STRASBOURG (AFP) - Seul territoire français où survit encore le Grand hamster menacé d'extinction, l'Alsace peine à mettre en place un plan de sauvetage que Bruxelles juge "insuffisant" et qui pourrait valoir à la France une assignation à bref délai devant la Cour de justice de Luxembourg.
La Commission européenne a annoncé jeudi avoir adressé un "ultime avertissement" à la France, lui donnant deux mois pour décider des mesures "plus ambitieuses" en faveur de la sauvegarde du Grand hamster d'Alsace (Cricetus cricetus), faute de quoi l'affaire pourrait être portée à Luxembourg.
Autrefois considéré comme nuisible par les agriculteurs alsaciens, le Grand hamster ou Hamster d'Europe est protégé depuis 1993 et fait partie des "mammifères les plus menacés d'Europe", estime la Commission qui en veut pour preuve la chute drastique du nombre de terriers en Alsace, de 1.167 en 2001 à 161 en 2007. Adulte il mesure 20 cm.
D'autres spécialistes estiment qu'il reste encore quelque 400 terriers, ce qui reste en-deçà du seuil de 1.500 individus capables d'assurer la survie de l'espèce en Alsace.
Quelque 40 à 60 terriers viennent d'être dénombrés à proximité de l'une des infrastructures en voie d'achèvement, la Voie rapide du piémont des Vosges, ce qui a conduit l'association haut-rhinoise Sauvegarde Faune Sauvage à réclamer un moratoire du projet, en même temps que du Grand contournement ouest de Strasbourg.

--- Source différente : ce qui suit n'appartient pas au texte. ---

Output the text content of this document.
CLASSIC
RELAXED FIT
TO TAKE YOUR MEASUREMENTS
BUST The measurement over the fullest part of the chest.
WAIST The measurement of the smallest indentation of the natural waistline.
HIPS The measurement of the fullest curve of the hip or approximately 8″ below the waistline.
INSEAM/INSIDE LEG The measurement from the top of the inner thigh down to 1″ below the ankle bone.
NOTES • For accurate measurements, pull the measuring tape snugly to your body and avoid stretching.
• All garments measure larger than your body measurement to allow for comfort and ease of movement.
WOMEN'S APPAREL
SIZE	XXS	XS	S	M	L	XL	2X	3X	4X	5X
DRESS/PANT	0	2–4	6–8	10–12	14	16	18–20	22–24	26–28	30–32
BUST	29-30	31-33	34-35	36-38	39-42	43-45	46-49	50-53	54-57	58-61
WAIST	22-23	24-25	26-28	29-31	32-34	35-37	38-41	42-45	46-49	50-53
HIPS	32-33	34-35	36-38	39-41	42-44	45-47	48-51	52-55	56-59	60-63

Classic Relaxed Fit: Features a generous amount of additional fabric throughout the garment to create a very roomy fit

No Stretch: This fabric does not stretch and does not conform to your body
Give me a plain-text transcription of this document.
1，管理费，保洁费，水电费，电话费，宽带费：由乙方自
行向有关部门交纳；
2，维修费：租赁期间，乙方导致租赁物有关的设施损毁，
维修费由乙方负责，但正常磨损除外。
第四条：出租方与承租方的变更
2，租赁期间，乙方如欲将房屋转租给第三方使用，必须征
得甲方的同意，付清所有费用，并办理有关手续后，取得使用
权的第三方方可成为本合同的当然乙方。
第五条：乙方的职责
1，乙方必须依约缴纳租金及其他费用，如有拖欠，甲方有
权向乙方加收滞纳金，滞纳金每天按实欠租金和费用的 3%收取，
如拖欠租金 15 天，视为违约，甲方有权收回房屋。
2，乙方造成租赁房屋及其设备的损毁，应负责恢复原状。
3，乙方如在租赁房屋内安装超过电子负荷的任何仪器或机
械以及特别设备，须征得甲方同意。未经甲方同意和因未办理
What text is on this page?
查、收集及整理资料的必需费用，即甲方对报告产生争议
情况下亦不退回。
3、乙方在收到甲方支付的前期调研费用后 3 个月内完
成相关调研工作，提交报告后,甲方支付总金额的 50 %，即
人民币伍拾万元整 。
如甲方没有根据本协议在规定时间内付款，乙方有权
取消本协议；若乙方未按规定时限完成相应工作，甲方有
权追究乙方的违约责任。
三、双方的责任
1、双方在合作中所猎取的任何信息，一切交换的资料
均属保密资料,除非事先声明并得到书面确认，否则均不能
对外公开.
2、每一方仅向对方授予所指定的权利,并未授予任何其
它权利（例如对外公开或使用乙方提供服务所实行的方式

Saisie de plaintes de la même association, la Commission européenne avait déjà adressé une première mise en demeure à la France en octobre 2007.
En novembre 2007, le comité permanent de la convention de Berne lui emboîtait le pas en plaçant la France sous surveillance à propos du hamster.
Mi-février, le ministère de l'Ecologie avait finalement annoncé la mise en place d'un plan de sauvegarde doté de 500.000 euros.
Il prévoit la mise en place de 22% de cultures favorables au hamster dans trois zones d'action prioritaire (deux dans le Bas-Rhin, et une dans le Haut-Rhin, pour un total de quelques milliers d'hectares).
L'impact des infrastructures routières sur les zones de présence historique du mammifère sera compensé à raison de deux hectares pour chaque hectare détruit, qui viendront renforcer les zones prioritaires.
Enfin, des contrats devraient être mis en place avec les agriculteurs en dehors des zones prioritaires.
Mais la Commission pense "que les mesures qu'il contient seront insuffisantes pour freiner le déclin" du hamster.
Cette dernière demande notamment que le plan prévoie "davantage de mesures de lutte contre les pratiques agricoles" (en particulier la culture intensive du maïs) et "l'expansion urbaine" qui détruisent l'habitat naturel de cet animal.
Dans un rapport de février 2008 dont l'AFP a obtenu copie, l'Inspection générale de l'Environnement avait déjà préconisé que soient proscrites certaines mauvaises pratiques agricoles. Ainsi, "la culture du maïs devrait être contingentée" et faire l'objet de "rotations pluriannuelles", alors que le hamster se complaît dans la luzerne et le blé.
Le rapport proposait aussi que soit défini "a priori" un "milieu particulier" correspondant aux quelques 70.000 hectares colonisés par le hamster en 1990, dans lequel tout projet de construction devrait être soumis à autorisation, une proposition susceptible de ne pas être du goût des aménageurs du territoire.
Dans les discussions en cours avec les associations et les collectivités locales sur le plan Hamster, l'Etat défendrait ainsi l'idée d'un milieu particulier de 50% moins important, selon une source proche des négociations.